Physical meaning of each term of the square modulus of a wave function

Question

The expression below is the square modulus of the wave function of a harmonic potential ($V=\frac{1}{2}m\omega^2 x^2$) in which it's stated that the probability of finding the particle in the $\psi_0$ state is half as that of finding the particle in the $\psi_1$ state.

$$=\frac13|\psi_0(x)|^2+\frac23|\psi_1(x)|^2+\frac{2\sqrt2}3\psi_0(x)\,\psi_1(x)\,\cos(\omega t)$$

What would be the physical interpretation of each term? I guess that the first two terms would be the probability of finding the particle in the state $\psi_0$ (or $\psi_1$ for the second term) at a given $x$. But the third one seems out of place... What does it mean? And if both the 1st and 2nd term are invariant with time, then how is it possible that the modulus squared is always equal to 1?

Answer 1

1 - The cross term $\psi_0\psi_1\cos(\omega t)$ can be interpreted as an interference term of the states $\psi_0$ and $\psi_0$, which importantly depends on time, as these states have different energies.

2 - The integral of the square modulus over all of space is equal to $1$, as $\psi_0$ and $\psi_1$ are orthonormal, so the last term vanishes once integrated.

Answer 2

You should be careful not to confuse probabilities and probability densities. Let's start with the wavefunction corresponding to your example: $$\psi(x)=\sqrt{\tfrac 1 3}\psi_0(x)+\sqrt{\tfrac 2 3}\psi_1(x)$$ We can now ask two kinds of questions (we can ask many more questions, but let's focus on these two):

1. When I measure the energy of this particle, what is the probability of getting $E_0$ or $E_1$?
2. What is the probability (density) of finding the particle at a certain location?
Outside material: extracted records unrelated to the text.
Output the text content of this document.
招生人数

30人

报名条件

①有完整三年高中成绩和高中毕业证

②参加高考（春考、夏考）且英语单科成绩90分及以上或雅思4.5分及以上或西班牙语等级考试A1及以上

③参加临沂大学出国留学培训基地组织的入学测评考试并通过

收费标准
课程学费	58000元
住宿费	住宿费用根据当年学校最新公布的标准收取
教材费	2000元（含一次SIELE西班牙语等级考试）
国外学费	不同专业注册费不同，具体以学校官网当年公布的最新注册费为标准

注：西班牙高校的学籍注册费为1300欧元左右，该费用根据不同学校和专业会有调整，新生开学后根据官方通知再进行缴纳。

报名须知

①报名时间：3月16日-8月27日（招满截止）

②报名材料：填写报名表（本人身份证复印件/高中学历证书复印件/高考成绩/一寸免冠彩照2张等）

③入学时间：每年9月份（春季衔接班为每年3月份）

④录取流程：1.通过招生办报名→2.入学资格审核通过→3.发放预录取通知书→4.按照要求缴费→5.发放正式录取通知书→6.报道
Probability of finding $E_0$ or $E_1$

To answers question 1 we can make use of the orthogonality of the wavefunctions. The inner product between two wavefunctions is defined as $$\langle \psi|\phi\rangle=\int\mathrm d x\, \psi^*(x)\phi(x).$$ The energy eigenstates form an orthonormal basis$^\dagger$, so \begin{align} \langle \psi_0|\psi_0\rangle=1\\ \langle \psi_1|\psi_1\rangle=1\\ \langle \psi_0|\psi_1\rangle=0 \end{align}

The probability of measuring energy $E_0$ is now given by \begin{align} p(E_0) &= \left|\langle \psi_0|\psi\rangle\right|^2\\ &=\left|\sqrt{\tfrac 1 3}\underbrace{\langle \psi_0|\psi_0\rangle}_{1} + \sqrt{\tfrac 2 3}\underbrace{ \langle \psi_0|\psi_1\rangle }_{0}\right|^2\\ &=\frac 1 3 \end{align} Similarly, $p(E_1)=\frac 2 3$.

Probability density of $\psi_0 + \psi_1$

Now what does the expression $|\psi(x)|^2$ mean before we integrate? The interpretation is that $|\psi(x)|^2$ tells you how likely it is to find a particle at $x$. Well, the probability of finding it at $x$ is always zero, but if you integrate over a small region you get

$$p(a\leq x\leq b)=\int\mathrm d x\,|\psi(x)|^2.$$

If you are confused as to why the probability at location $x$ is zero, you are not alone. Search on google for 'probability density' to find nice explanations.

When you add two eigenstates together, the probability density functions are modified. This is called interference. The probability density of the superposition of two functions is not simply the sum of the probability densities. As you showed, $|\psi|^2$ is given by $$|\psi|^2=\tfrac 1 3|\psi_0|^2+\tfrac 2 3|\psi_1|^2+\tfrac {2\sqrt 2} 3\text{Re}\left[\psi_0^*(x)\psi_1(x)\right]$$ The terms $|\psi_0|^2$ and $|\psi_1|^2$ are just the probabilities densities added together, as you would expect naively. The term involving $\psi_0\psi_1$ is an interference term. It can be negative and it is the root cause of interference patterns like in the double slit experiment.

Here is an example of how that would look like.

$\dagger$ The reason that these states are orthonormal is because they are the eigenstates of a Hermitian operator. To see this for yourself, you can create a random matrix $M$ in Mathematica/Matlab/Python, then create a Hermitian matrix using $H=M+M^\dagger$. If you calculate the eigenvectors, they will all be orthogonal with respect to each other. They might even be normalized if your solver is nice.